"Yehezkiel, anaknya, menjadi raja menggantinya. Setelah ia menjadi raja, ia menguatkan diri dan menghimpun tentara di Yerusalem."
Ilustrasi visual semangat kepemimpinan dan persatuan.
Kisah Raja Yehezkiel dalam kitab 2 Tawarikh memberikan pelajaran berharga mengenai awal pemerintahan yang berlandaskan iman dan persiapan. Ayat pertama dari pasal 17 ini menegaskan sebuah momen penting dalam sejarah Yehuda, yaitu ketika seorang pemimpin baru naik takhta.
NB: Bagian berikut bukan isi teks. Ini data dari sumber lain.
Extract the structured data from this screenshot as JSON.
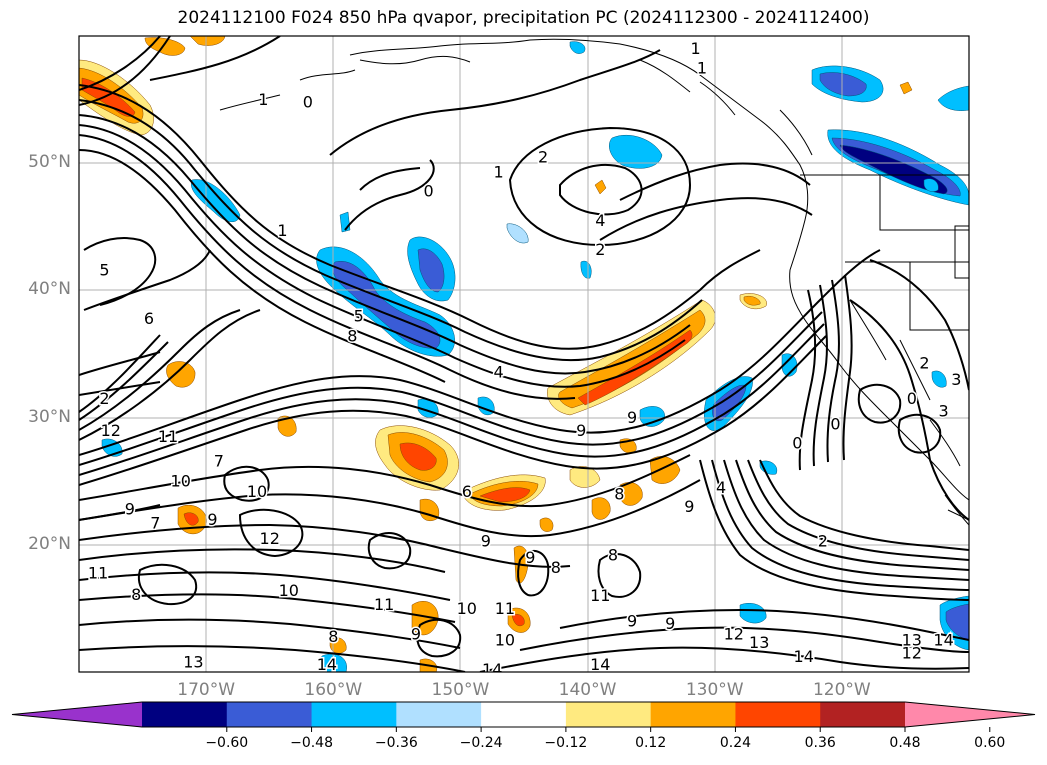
{
  "title": "2024112100 F024 850 hPa qvapor, precipitation PC (2024112300 - 2024112400)",
  "map": {
    "lon_range": [
      -180,
      -110
    ],
    "lat_range": [
      10,
      60
    ],
    "lat_labels": [
      {
        "value": 50,
        "text": "50°N"
      },
      {
        "value": 40,
        "text": "40°N"
      },
      {
        "value": 30,
        "text": "30°N"
      },
      {
        "value": 20,
        "text": "20°N"
      }
    ],
    "lon_labels": [
      {
        "value": -170,
        "text": "170°W"
      },
      {
        "value": -160,
        "text": "160°W"
      },
      {
        "value": -150,
        "text": "150°W"
      },
      {
        "value": -140,
        "text": "140°W"
      },
      {
        "value": -130,
        "text": "130°W"
      },
      {
        "value": -120,
        "text": "120°W"
      }
    ],
    "grid": true,
    "contour_labels": [
      {
        "text": "1",
        "lon": -165.5,
        "lat": 55.0
      },
      {
        "text": "0",
        "lon": -162.0,
        "lat": 54.8
      },
      {
        "text": "1",
        "lon": -147.0,
        "lat": 49.3
      },
      {
        "text": "2",
        "lon": -143.5,
        "lat": 50.5
      },
      {
        "text": "1",
        "lon": -131.5,
        "lat": 59.0
      },
      {
        "text": "1",
        "lon": -131.0,
        "lat": 57.5
      },
      {
        "text": "0",
        "lon": -152.5,
        "lat": 47.8
      },
      {
        "text": "4",
        "lon": -139.0,
        "lat": 45.5
      },
      {
        "text": "2",
        "lon": -139.0,
        "lat": 43.2
      },
      {
        "text": "5",
        "lon": -178.0,
        "lat": 41.6
      },
      {
        "text": "6",
        "lon": -174.5,
        "lat": 37.8
      },
      {
        "text": "5",
        "lon": -158.0,
        "lat": 38.0
      },
      {
        "text": "8",
        "lon": -158.5,
        "lat": 36.4
      },
      {
        "text": "4",
        "lon": -147.0,
        "lat": 33.6
      },
      {
        "text": "1",
        "lon": -164.0,
        "lat": 44.7
      },
      {
        "text": "2",
        "lon": -178.0,
        "lat": 31.5
      },
      {
        "text": "12",
        "lon": -177.5,
        "lat": 29.0
      },
      {
        "text": "11",
        "lon": -173.0,
        "lat": 28.5
      },
      {
        "text": "10",
        "lon": -172.0,
        "lat": 25.0
      },
      {
        "text": "7",
        "lon": -169.0,
        "lat": 26.6
      },
      {
        "text": "10",
        "lon": -166.0,
        "lat": 24.2
      },
      {
        "text": "9",
        "lon": -176.0,
        "lat": 22.8
      },
      {
        "text": "7",
        "lon": -174.0,
        "lat": 21.7
      },
      {
        "text": "9",
        "lon": -169.5,
        "lat": 22.0
      },
      {
        "text": "12",
        "lon": -165.0,
        "lat": 20.5
      },
      {
        "text": "11",
        "lon": -178.5,
        "lat": 17.8
      },
      {
        "text": "8",
        "lon": -175.5,
        "lat": 16.1
      },
      {
        "text": "10",
        "lon": -163.5,
        "lat": 16.4
      },
      {
        "text": "11",
        "lon": -156.0,
        "lat": 15.3
      },
      {
        "text": "9",
        "lon": -153.5,
        "lat": 13.0
      },
      {
        "text": "8",
        "lon": -160.0,
        "lat": 12.8
      },
      {
        "text": "10",
        "lon": -149.5,
        "lat": 15.0
      },
      {
        "text": "11",
        "lon": -146.5,
        "lat": 15.0
      },
      {
        "text": "10",
        "lon": -146.5,
        "lat": 12.5
      },
      {
        "text": "14",
        "lon": -160.5,
        "lat": 10.6
      },
      {
        "text": "13",
        "lon": -171.0,
        "lat": 10.8
      },
      {
        "text": "14",
        "lon": -147.5,
        "lat": 10.2
      },
      {
        "text": "14",
        "lon": -139.0,
        "lat": 10.6
      },
      {
        "text": "9",
        "lon": -144.5,
        "lat": 19.0
      },
      {
        "text": "8",
        "lon": -142.5,
        "lat": 18.2
      },
      {
        "text": "8",
        "lon": -138.0,
        "lat": 19.2
      },
      {
        "text": "9",
        "lon": -140.5,
        "lat": 29.0
      },
      {
        "text": "9",
        "lon": -136.5,
        "lat": 30.0
      },
      {
        "text": "9",
        "lon": -132.0,
        "lat": 23.0
      },
      {
        "text": "8",
        "lon": -137.5,
        "lat": 24.0
      },
      {
        "text": "6",
        "lon": -149.5,
        "lat": 24.2
      },
      {
        "text": "9",
        "lon": -148.0,
        "lat": 20.3
      },
      {
        "text": "11",
        "lon": -139.0,
        "lat": 16.0
      },
      {
        "text": "9",
        "lon": -136.5,
        "lat": 14.0
      },
      {
        "text": "9",
        "lon": -133.5,
        "lat": 13.8
      },
      {
        "text": "12",
        "lon": -128.5,
        "lat": 13.0
      },
      {
        "text": "13",
        "lon": -126.5,
        "lat": 12.3
      },
      {
        "text": "14",
        "lon": -123.0,
        "lat": 11.2
      },
      {
        "text": "13",
        "lon": -114.5,
        "lat": 12.5
      },
      {
        "text": "14",
        "lon": -112.0,
        "lat": 12.5
      },
      {
        "text": "12",
        "lon": -114.5,
        "lat": 11.5
      },
      {
        "text": "2",
        "lon": -121.5,
        "lat": 20.3
      },
      {
        "text": "4",
        "lon": -129.5,
        "lat": 24.5
      },
      {
        "text": "0",
        "lon": -123.5,
        "lat": 28.0
      },
      {
        "text": "0",
        "lon": -120.5,
        "lat": 29.5
      },
      {
        "text": "0",
        "lon": -114.5,
        "lat": 31.5
      },
      {
        "text": "2",
        "lon": -113.5,
        "lat": 34.3
      },
      {
        "text": "3",
        "lon": -112.0,
        "lat": 30.5
      },
      {
        "text": "3",
        "lon": -111.0,
        "lat": 33.0
      }
    ]
  },
  "colorbar": {
    "colors": [
      "#9932cc",
      "#000080",
      "#3a5cd6",
      "#00bfff",
      "#b0e0ff",
      "#ffffff",
      "#ffea80",
      "#ffa500",
      "#ff4500",
      "#b22222",
      "#ff88aa"
    ],
    "tick_labels": [
      "−0.60",
      "−0.48",
      "−0.36",
      "−0.24",
      "−0.12",
      "0.12",
      "0.24",
      "0.36",
      "0.48",
      "0.60"
    ]
  }
}
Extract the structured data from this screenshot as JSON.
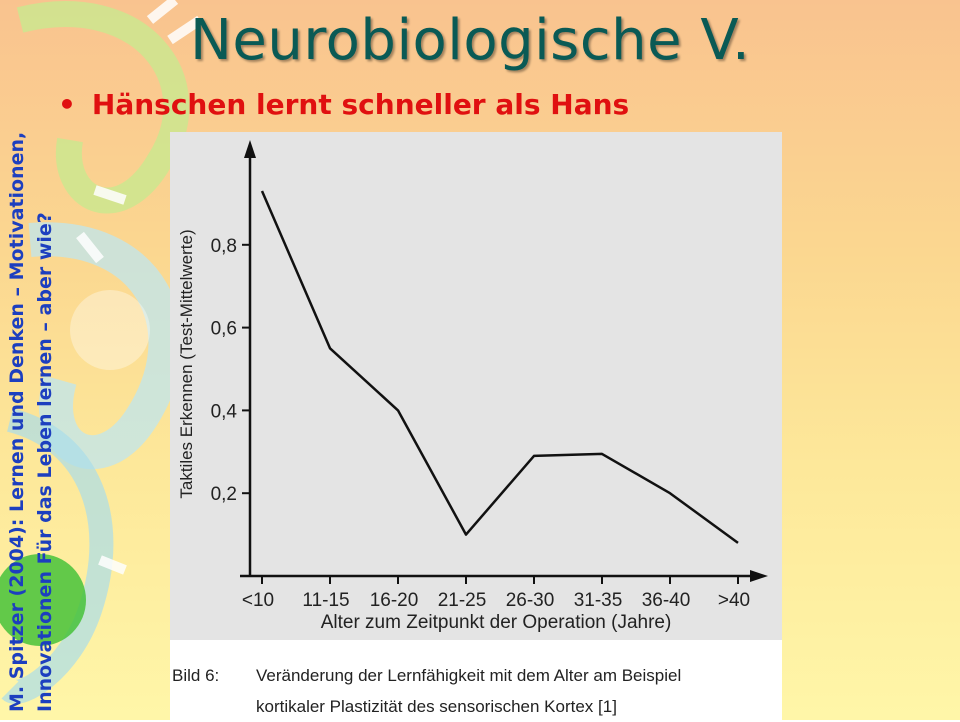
{
  "slide": {
    "title": "Neurobiologische V.",
    "bullet": "Hänschen lernt schneller als Hans",
    "side_text_1": "M. Spitzer (2004): Lernen und Denken – Motivationen,",
    "side_text_2": "Innovationen Für das Leben lernen – aber wie?"
  },
  "caption": {
    "label": "Bild 6:",
    "line1": "Veränderung der Lernfähigkeit mit dem Alter am Beispiel",
    "line2": "kortikaler Plastizität des sensorischen Kortex [1]"
  },
  "chart_data": {
    "type": "line",
    "categories": [
      "<10",
      "11-15",
      "16-20",
      "21-25",
      "26-30",
      "31-35",
      "36-40",
      ">40"
    ],
    "values": [
      0.93,
      0.55,
      0.4,
      0.1,
      0.29,
      0.295,
      0.2,
      0.08
    ],
    "yticks": [
      0.2,
      0.4,
      0.6,
      0.8
    ],
    "ytick_labels": [
      "0,2",
      "0,4",
      "0,6",
      "0,8"
    ],
    "ylim": [
      0,
      1.0
    ],
    "xlabel": "Alter zum Zeitpunkt der Operation (Jahre)",
    "ylabel": "Taktiles Erkennen (Test-Mittelwerte)",
    "grid": false,
    "legend": "none",
    "line_color": "#111111"
  },
  "colors": {
    "title": "#0a5a55",
    "bullet": "#e01010",
    "side_text": "#1d3fbf"
  }
}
"Yehezkiel, anaknya, menjadi raja menggantinya. Setelah ia menjadi raja, ia menguatkan diri dan menghimpun tentara di Yerusalem." Kalimat sederhana ini menyimpan makna mendalam. Penggantian raja seringkali menjadi periode krusial. Periode ini bisa menjadi titik balik, baik menuju kemajuan maupun kemunduran bagi sebuah bangsa. Namun, dalam kasus Yehezkiel, kita melihat sebuah awal yang sangat positif.
Frasa "ia menguatkan diri" menunjukkan sebuah sikap proaktif dan kesadaran akan tanggung jawab yang diemban. Menjadi raja bukanlah sekadar warisan takhta, melainkan sebuah tugas berat yang membutuhkan kekuatan, baik fisik maupun spiritual. Yehezkiel tidak hanya duduk manis, tetapi secara aktif mempersiapkan diri. Ini bisa berarti refleksi diri, doa memohon hikmat ilahi, serta mempelajari pelajaran dari para pendahulunya.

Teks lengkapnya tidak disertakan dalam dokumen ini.